Madeline Island is the only member of the Apostle Islands that is not included in the Apostle Islands National Lakeshore, and is therefore the only island in the group open to commercial development. The historic unincorporated community of La Pointe, was established by French fur traders as a trading post in 1693. Later, in the 19th century, the American Fur Company established a post on the island. Because it was an ancient Native American settlement, and had served for so long as a fur trading site, as well as being the center of early missionary efforts in the area, Madeline Island was deemed an ideal location for a museum relating to important aspects of Wisconsin's history. Inspired by the island's history, two longtime summer residents of the island, Leo and Bella Capser, began organizing in 1955 to create Madeline Island Museum. With the help of many other residents of the island, they compiled a large collection of local artifacts for the museum.

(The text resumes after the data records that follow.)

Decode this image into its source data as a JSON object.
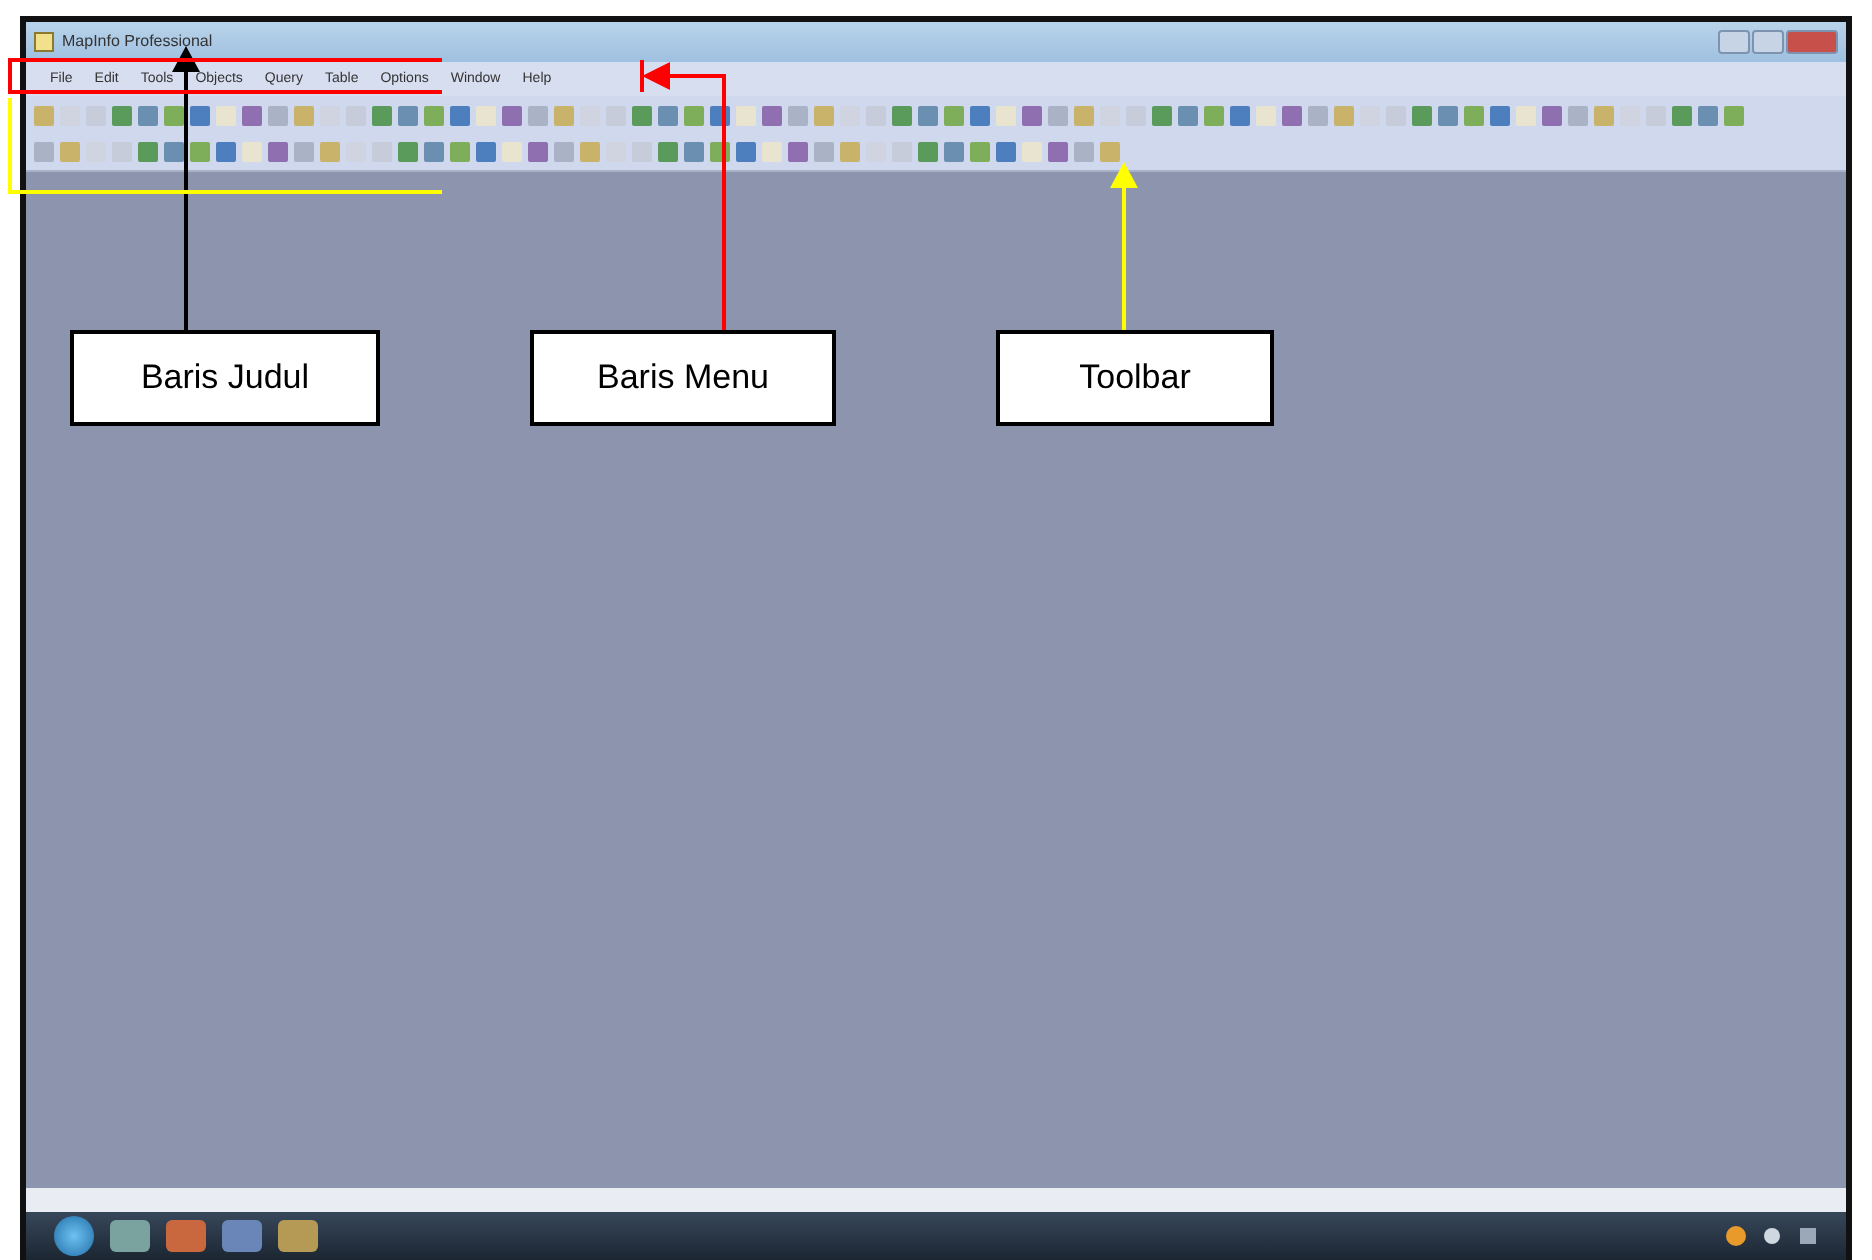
{
  "window": {
    "title": "MapInfo Professional"
  },
  "menu": [
    "File",
    "Edit",
    "Tools",
    "Objects",
    "Query",
    "Table",
    "Options",
    "Window",
    "Help"
  ],
  "annotations": [
    {
      "label": "Baris Judul",
      "color": "#000000"
    },
    {
      "label": "Baris Menu",
      "color": "#ff0000"
    },
    {
      "label": "Toolbar",
      "color": "#ffff00"
    }
  ]
}
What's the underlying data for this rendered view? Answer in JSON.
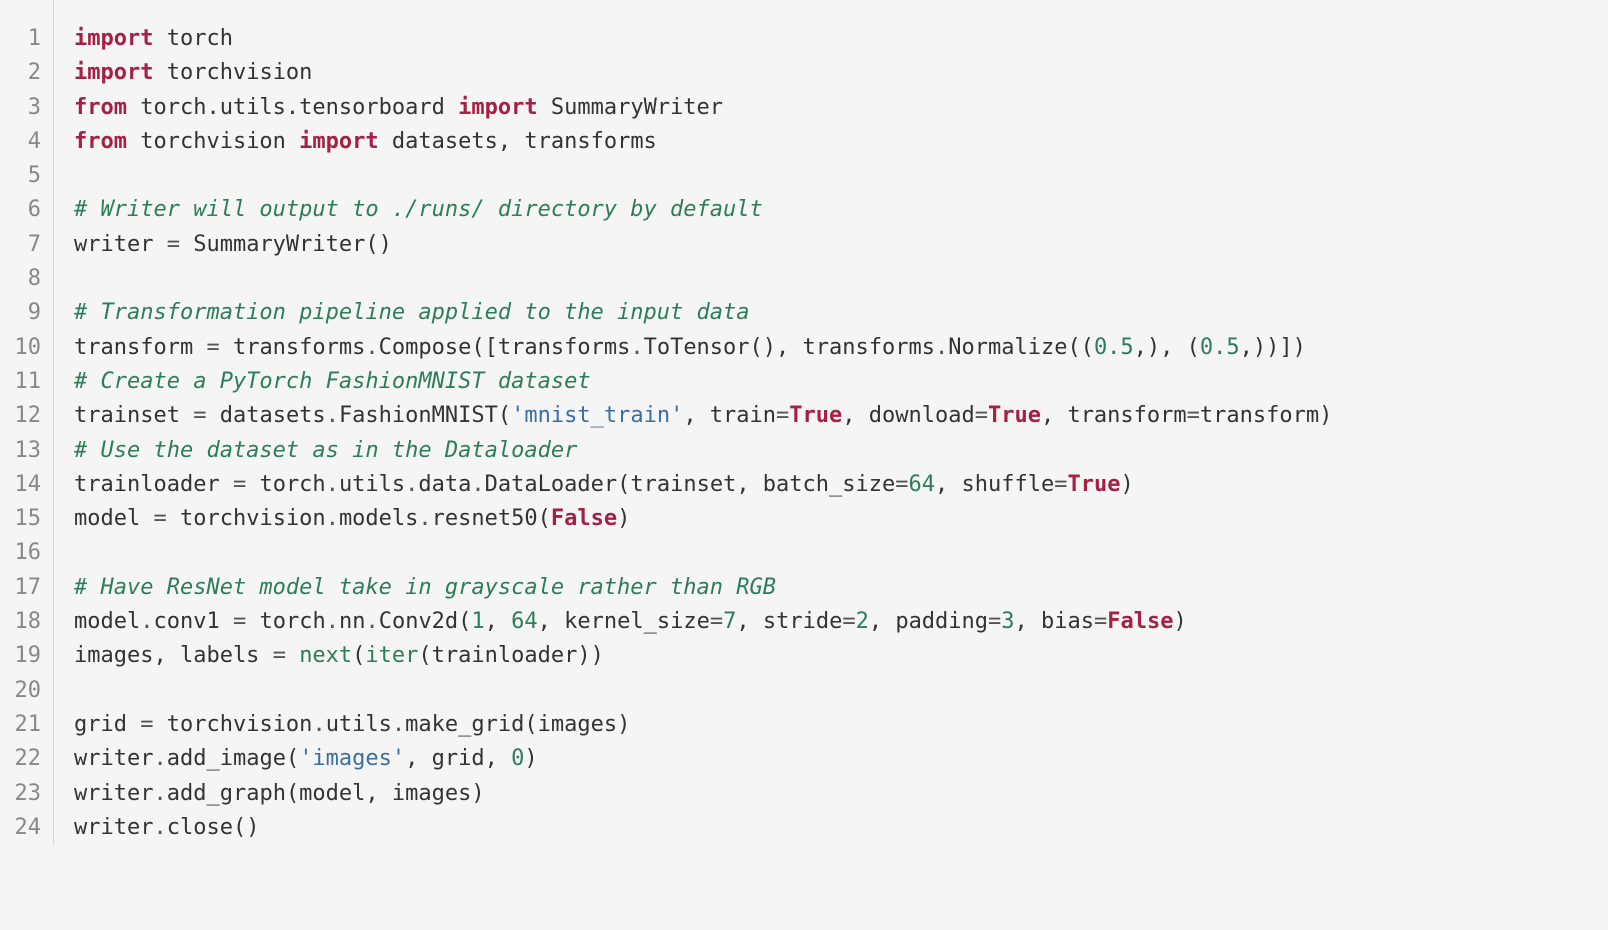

To house the artifacts, a wooden structure was constructed by combining pieces of several of the island's historic buildings, including a former La Pointe jail and the American Fur Company's post. The museum opened on June 15, 1958. Ten years later, it was transferred to the Wisconsin Historical Society, which has operated the museum ever since.

Today Madeline Island Museum features exhibits on several aspects of Madeline Island history. The main displays focus on the area's Native American tribes, the fur trade, early missionaries who visited Madeline Island, and the region's maritime history. These exhibits are housed in two buildings, the original museum building built in the 1950s and the Casper Center, an exhibit hall constructed in the 1990s. As of 2004, the museum had approximately twelve thousand visitors annually.